In the Galician derby in March 2013, he was sent off for a clash with Depor's Carlos Marchena. Up in the stands an injured teammate, Hugo Mallo, was watching with a supporters' club: the Iago Aspas Supporters' Club. Some teammates were furious that day, saying that he had cost them, but the fans still loved him. They saw themselves in him: someone who really cared, in fact, too much at times. And besides, that had been an isolated incident from a player who was getting better, and the way he played delighted them too.

It is easy to be dismissive and deride a player as just not very good, but there was a reason Liverpool signed him in the first place and why Sevilla did too. In the 2012-13 season, Celta's first back in the top flight for five years, he was their best player, taking responsibility and leading the side creatively: top of the assists charts and top of the goal-scoring charts, hyperactive and committed; everything went through him. Celta survived on the final day; Aspas provided a wonderful assist for the game's only goal.

The year before, he had led them to promotion from the Second Division. The division's best player -- not just Celta's -- he scored 23 times in 35 games and just 28 starts. Celta were back, thanks to Aspas.

Now he returns to a stronger Celta. This is a team and a club that is growing under Toto Berizzo. They're economically stable, even if they still have the sixth-smallest wage bill in primera, and with better players than ever before. One where Aspas has good players around him and good people too. His people. This is a club where he feels at home, and for him to perform well, that matters. "I came home to be happy, to have playing time, to be with my people," he said. "I feel loved here."

No wonder. Because it's not just that Iago Aspas was Celta's best player when they returned to the first division. It's not just that he was the youth-teamer, the local boy and the fan who led them back, or that even his departure was good for them. It's not just that he went away, came back and scored twice against the European champions, standing before the fans celebrating victory over Barcelona as Celta climbed to joint top of the table.

No. It's also that that none of that might have happened at all without him; it's that before all that, there was more.

Way before that, all the way back to Aspas' very first day. In 2009 Celta de Vigo were in crisis, their European days forgotten. The club's debt was over €80m and they were near the foot of the Second Division. Relegation to the Second Division B -- Spain's third tier, split across four regional divisions each of 20 teams, where there is little interest and less money -- would have been catastrophic for the club. It may even have been the end. But then Aspas came along.

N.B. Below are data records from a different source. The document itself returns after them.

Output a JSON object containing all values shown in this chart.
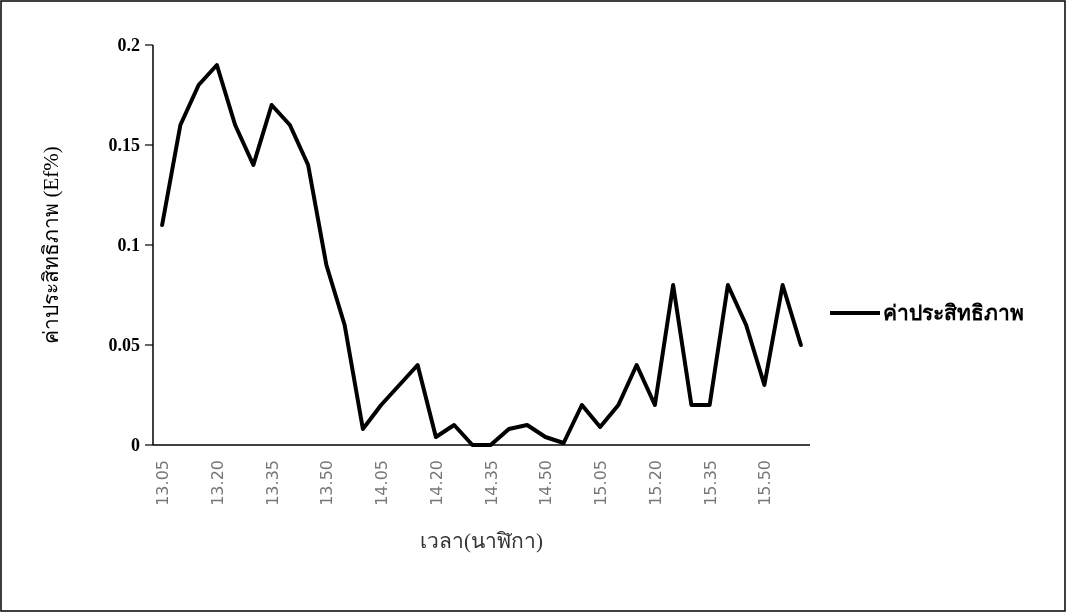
{
  "chart_data": {
    "type": "line",
    "xlabel": "เวลา(นาฬิกา)",
    "ylabel": "ค่าประสิทธิภาพ (Ef%)",
    "categories": [
      "13.05",
      null,
      null,
      "13.20",
      null,
      null,
      "13.35",
      null,
      null,
      "13.50",
      null,
      null,
      "14.05",
      null,
      null,
      "14.20",
      null,
      null,
      "14.35",
      null,
      null,
      "14.50",
      null,
      null,
      "15.05",
      null,
      null,
      "15.20",
      null,
      null,
      "15.35",
      null,
      null,
      "15.50",
      null,
      null
    ],
    "series": [
      {
        "name": "ค่าประสิทธิภาพ",
        "color": "#000000",
        "values": [
          0.11,
          0.16,
          0.18,
          0.19,
          0.16,
          0.14,
          0.17,
          0.16,
          0.14,
          0.09,
          0.06,
          0.008,
          0.02,
          0.03,
          0.04,
          0.004,
          0.01,
          0,
          0,
          0.008,
          0.01,
          0.004,
          0.001,
          0.02,
          0.009,
          0.02,
          0.04,
          0.02,
          0.08,
          0.02,
          0.02,
          0.08,
          0.06,
          0.03,
          0.08,
          0.05
        ]
      }
    ],
    "ylim": [
      0,
      0.2
    ],
    "yticks": [
      0,
      0.05,
      0.1,
      0.15,
      0.2
    ],
    "legend": "right",
    "marker": "none",
    "line_style": "solid"
  }
}
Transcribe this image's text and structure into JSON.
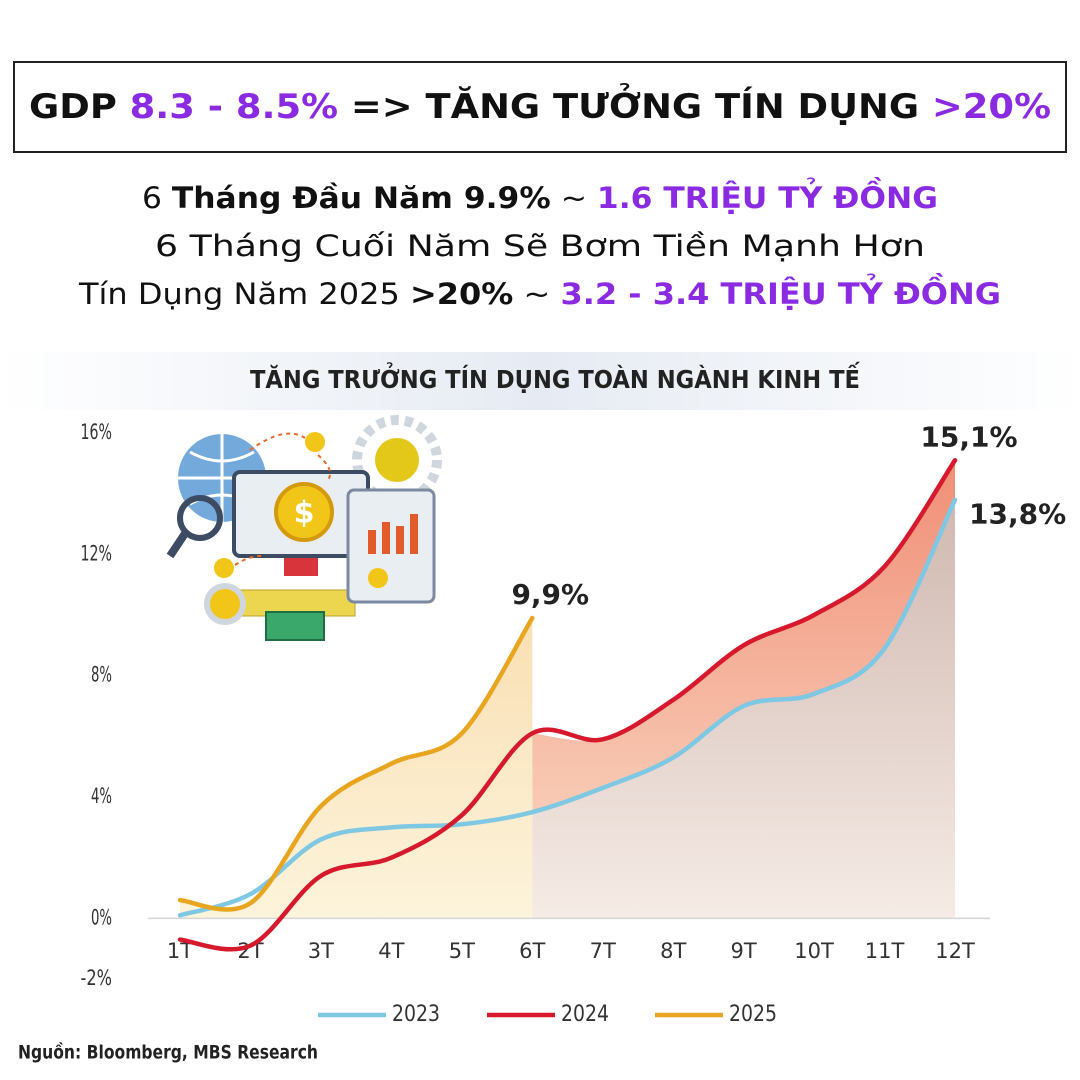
{
  "headline": [
    {
      "text": "GDP ",
      "color": "#111111"
    },
    {
      "text": "8.3 - 8.5%",
      "color": "#8a2be2"
    },
    {
      "text": " => TĂNG TƯỞNG TÍN DỤNG ",
      "color": "#111111"
    },
    {
      "text": ">20%",
      "color": "#8a2be2"
    }
  ],
  "lines": [
    [
      {
        "text": "6 ",
        "weight": "normal",
        "color": "#111111"
      },
      {
        "text": "Tháng Đầu Năm 9.9%",
        "weight": "bold",
        "color": "#111111"
      },
      {
        "text": " ~ ",
        "weight": "normal",
        "color": "#111111"
      },
      {
        "text": "1.6 TRIỆU TỶ ĐỒNG",
        "weight": "bold",
        "color": "#8a2be2"
      }
    ],
    [
      {
        "text": "6 Tháng Cuối Năm Sẽ Bơm Tiền Mạnh Hơn",
        "weight": "normal",
        "color": "#111111"
      }
    ],
    [
      {
        "text": "Tín Dụng Năm 2025 ",
        "weight": "normal",
        "color": "#111111"
      },
      {
        "text": ">20%",
        "weight": "bold",
        "color": "#111111"
      },
      {
        "text": " ~ ",
        "weight": "normal",
        "color": "#111111"
      },
      {
        "text": "3.2 - 3.4 TRIỆU TỶ ĐỒNG",
        "weight": "bold",
        "color": "#8a2be2"
      }
    ]
  ],
  "chart_data": {
    "type": "line",
    "title": "TĂNG TRƯỞNG TÍN DỤNG TOÀN NGÀNH KINH TẾ",
    "source": "Nguồn: Bloomberg, MBS Research",
    "categories": [
      "1T",
      "2T",
      "3T",
      "4T",
      "5T",
      "6T",
      "7T",
      "8T",
      "9T",
      "10T",
      "11T",
      "12T"
    ],
    "series": [
      {
        "name": "2023",
        "color": "#7ec8e3",
        "values": [
          0.1,
          0.8,
          2.6,
          3.0,
          3.1,
          3.5,
          4.3,
          5.3,
          7.0,
          7.4,
          8.9,
          13.8
        ],
        "value_labels": [
          null,
          null,
          null,
          null,
          null,
          null,
          null,
          null,
          null,
          null,
          null,
          "13,8%"
        ]
      },
      {
        "name": "2024",
        "color": "#d7192d",
        "values": [
          -0.7,
          -0.9,
          1.4,
          2.0,
          3.4,
          6.1,
          5.9,
          7.2,
          9.0,
          10.0,
          11.6,
          15.1
        ],
        "value_labels": [
          null,
          null,
          null,
          null,
          null,
          null,
          null,
          null,
          null,
          null,
          null,
          "15,1%"
        ]
      },
      {
        "name": "2025",
        "color": "#e8a520",
        "values": [
          0.6,
          0.5,
          3.7,
          5.1,
          6.1,
          9.9,
          null,
          null,
          null,
          null,
          null,
          null
        ],
        "value_labels": [
          null,
          null,
          null,
          null,
          null,
          "9,9%",
          null,
          null,
          null,
          null,
          null,
          null
        ]
      }
    ],
    "ylim": [
      -2,
      16
    ],
    "yticks": [
      {
        "value": 16,
        "label": "16%"
      },
      {
        "value": 12,
        "label": "12%"
      },
      {
        "value": 8,
        "label": "8%"
      },
      {
        "value": 4,
        "label": "4%"
      },
      {
        "value": 0,
        "label": "0%"
      },
      {
        "value": -2,
        "label": "-2%"
      }
    ],
    "grid": false
  }
}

It was June, the penultimate week of the season. Aspas was 21. Celta faced Alaves at Balaidos and he came on to make his debut, wearing 28, his team struggling. In the 80th minute it was 0-0, and that was when Aspas scored. As the ball hit the net, he ran to the corner flag, whipping his shirt off and skidding to the ground by the corner flag, grabbing a fluffy boom mike while teammates piled on.

"Of all the people you would have wanted to score, it would be him," said the commentator on Galician TV. "He deserves this. He has radically changed this game." Another commentator added: "Absolute delirium here. Aspas is going to write great afternoons of football here. What a way to introduce yourself."

The problem was that that Alaves equalised. This was desperate now. The clock was ticking towards 94 minutes; time for one last attack. The ball was sent forward and into the area; when it dropped it was Aspas, the kid from Moana, the Celta fan, the youth-teamer making his debut for his team, a club in crisis. Aspas scored and set off on a familiar run: off the pitch, beyond the goal, up onto and over the advertising boards and towards the supporters, who were going almost as wild as he was.